Ogami Itto duels a Yagyu clan swordsman in 'Lone Wolf and Cub.'
Ogami Itto duels a Yagyu clan swordsman in 'Lone Wolf and Cub.' Dark Horse Comics

Rumors of an American Lone Wolf and Cub movie has been kicking around for years, often packaged with big-name directors like Justin Lin (Fast Five) or Darren Aronofsky (Noah). But rare is the director that can conjure a movie from thin air; that’s why producers exist. So while there’s no director attached, a new Lone Wolf and Cub is looking more certain than ever.

Details come courtesy of Variety, who report that the producer of Baby Geniuses, Superbabies: Baby Geniuses 2, Baby Geniuses and the Space Baby and the two Ghost Rider movies, Steven Paul , has purchased remake and sequel rights from the studio behind 1993’s Kozure Okami: Sono Chisaki Te Ni, or Lone Wolf and Cub: Final Conflict.

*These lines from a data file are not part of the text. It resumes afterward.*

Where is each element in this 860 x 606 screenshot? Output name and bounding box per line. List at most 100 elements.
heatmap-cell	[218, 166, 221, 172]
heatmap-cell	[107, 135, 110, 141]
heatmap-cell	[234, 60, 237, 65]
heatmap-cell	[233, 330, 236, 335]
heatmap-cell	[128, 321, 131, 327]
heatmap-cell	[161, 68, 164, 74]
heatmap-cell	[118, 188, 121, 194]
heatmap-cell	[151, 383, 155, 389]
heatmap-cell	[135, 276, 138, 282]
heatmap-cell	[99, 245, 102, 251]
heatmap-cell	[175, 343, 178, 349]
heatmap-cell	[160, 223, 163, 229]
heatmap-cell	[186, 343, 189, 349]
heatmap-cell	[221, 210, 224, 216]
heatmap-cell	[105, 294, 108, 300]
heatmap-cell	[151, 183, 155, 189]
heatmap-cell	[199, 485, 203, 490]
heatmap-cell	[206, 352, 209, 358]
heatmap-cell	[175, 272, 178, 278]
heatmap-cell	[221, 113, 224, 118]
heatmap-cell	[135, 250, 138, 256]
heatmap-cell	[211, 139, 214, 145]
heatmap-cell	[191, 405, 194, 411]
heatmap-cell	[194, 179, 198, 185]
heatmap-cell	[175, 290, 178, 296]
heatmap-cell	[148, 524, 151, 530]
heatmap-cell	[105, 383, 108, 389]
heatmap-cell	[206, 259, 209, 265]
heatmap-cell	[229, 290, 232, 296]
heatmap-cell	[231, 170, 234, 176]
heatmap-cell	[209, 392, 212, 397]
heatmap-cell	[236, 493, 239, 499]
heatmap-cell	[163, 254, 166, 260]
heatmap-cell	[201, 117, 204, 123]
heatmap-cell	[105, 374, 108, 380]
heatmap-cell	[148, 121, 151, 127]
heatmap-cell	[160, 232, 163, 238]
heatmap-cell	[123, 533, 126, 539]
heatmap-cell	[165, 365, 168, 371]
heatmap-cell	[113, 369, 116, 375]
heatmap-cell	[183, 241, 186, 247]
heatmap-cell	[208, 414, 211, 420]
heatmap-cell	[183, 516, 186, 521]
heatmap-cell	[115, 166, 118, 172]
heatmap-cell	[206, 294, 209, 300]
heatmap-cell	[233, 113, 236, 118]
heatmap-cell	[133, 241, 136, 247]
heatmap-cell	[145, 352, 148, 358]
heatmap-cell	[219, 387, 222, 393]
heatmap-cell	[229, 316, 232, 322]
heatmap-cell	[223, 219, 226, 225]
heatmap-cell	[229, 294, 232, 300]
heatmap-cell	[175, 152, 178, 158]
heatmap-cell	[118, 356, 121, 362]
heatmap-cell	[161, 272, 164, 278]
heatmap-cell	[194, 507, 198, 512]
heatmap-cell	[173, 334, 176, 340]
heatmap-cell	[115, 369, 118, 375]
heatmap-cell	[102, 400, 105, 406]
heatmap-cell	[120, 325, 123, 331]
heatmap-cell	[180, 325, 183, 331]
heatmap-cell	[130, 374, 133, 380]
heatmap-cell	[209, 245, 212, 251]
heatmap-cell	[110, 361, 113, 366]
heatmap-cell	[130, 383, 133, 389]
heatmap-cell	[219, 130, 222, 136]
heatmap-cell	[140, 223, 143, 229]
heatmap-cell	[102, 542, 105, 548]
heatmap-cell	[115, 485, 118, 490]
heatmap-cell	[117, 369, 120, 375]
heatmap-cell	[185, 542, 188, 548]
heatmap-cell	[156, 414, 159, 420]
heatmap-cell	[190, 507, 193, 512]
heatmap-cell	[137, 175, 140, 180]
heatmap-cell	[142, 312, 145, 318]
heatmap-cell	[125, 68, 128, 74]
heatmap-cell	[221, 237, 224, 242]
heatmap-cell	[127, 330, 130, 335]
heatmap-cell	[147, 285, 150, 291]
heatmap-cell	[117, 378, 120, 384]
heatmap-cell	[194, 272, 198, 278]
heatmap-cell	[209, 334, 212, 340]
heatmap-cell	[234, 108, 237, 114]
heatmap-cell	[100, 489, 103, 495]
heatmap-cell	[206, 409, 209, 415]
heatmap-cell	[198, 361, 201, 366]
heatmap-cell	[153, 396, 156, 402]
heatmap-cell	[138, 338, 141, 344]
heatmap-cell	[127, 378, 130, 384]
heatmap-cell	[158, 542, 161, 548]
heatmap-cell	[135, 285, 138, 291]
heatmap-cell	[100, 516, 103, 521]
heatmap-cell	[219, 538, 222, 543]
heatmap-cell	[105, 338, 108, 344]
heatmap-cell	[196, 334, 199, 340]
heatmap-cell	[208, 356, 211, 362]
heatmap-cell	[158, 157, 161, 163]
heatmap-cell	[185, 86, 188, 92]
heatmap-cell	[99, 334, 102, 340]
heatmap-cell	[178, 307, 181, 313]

Paul is currently producing the live-action Ghost in the Shell , starring Scarlett Johansson and Takeshi Kitano. This new deal establishes him as a central player in the growing ecosystem of East-West coproductions reliant on the growing box office influence of China.

Kazuo Koike and Goseki Kojima’s Lone Wolf and Cub manga began in 1970, but didn’t see a complete U.S. release until the early 2000s (released as 28 adorably tiny trade paperbacks by Dark Horse Comics). The titular Lone Wolf is Ogami Itto, the shogun’s executioner until a complicated plot by the rival Yagyu Clan forces him to abandon his life and become a sword for hire. Itto travels the feudal Japanese countryside with his son Diagoro, who spends most of his time in a wooden baby cart stuffed with weapons and boobytraps. It’s the best goddamn comic ever.

Lone Wolf and Cub was adapted into six films from 1972 to 1974. A U.S. version, Shogun Assassin, came out in 1980, combining footage from the first two films. And while Shogun Assassin has achieved a cult following (it’s quoted at length on GZA’s Liquid Swords and watched by The Bride in Kill Bill Vol. 2), it’s not exactly the most faithful translation of Lone Wolf and Cub’s themes.

But the film rights bought for the English-language production are for Lone Wolf and Cub: Final Conflict, a 1993 Japanese reboot that goes even further in wildly altering the grand narrative of the manga. Final Conflict condenses the immense scope into a single movie: changing the characters, largely abandoning Ogami Itto’s time as a hired assassin and even getting rid of Diagoro’s baby cart! (four of the movies have “Cart” in the title, if that helps give a sense of how central it is to the story’s identity)

Hopefully this new, English-language Lone Wolf and Cub will pull from the original source material, rather than the source material for this production deal.

In the wake of complaints his Ghost in the Shell remake whitewashes Major Kusanagi, Paul confirmed to Variety his Lone Wolf and Cub “will be shot with an essentially Japanese cast.” That’s a good start.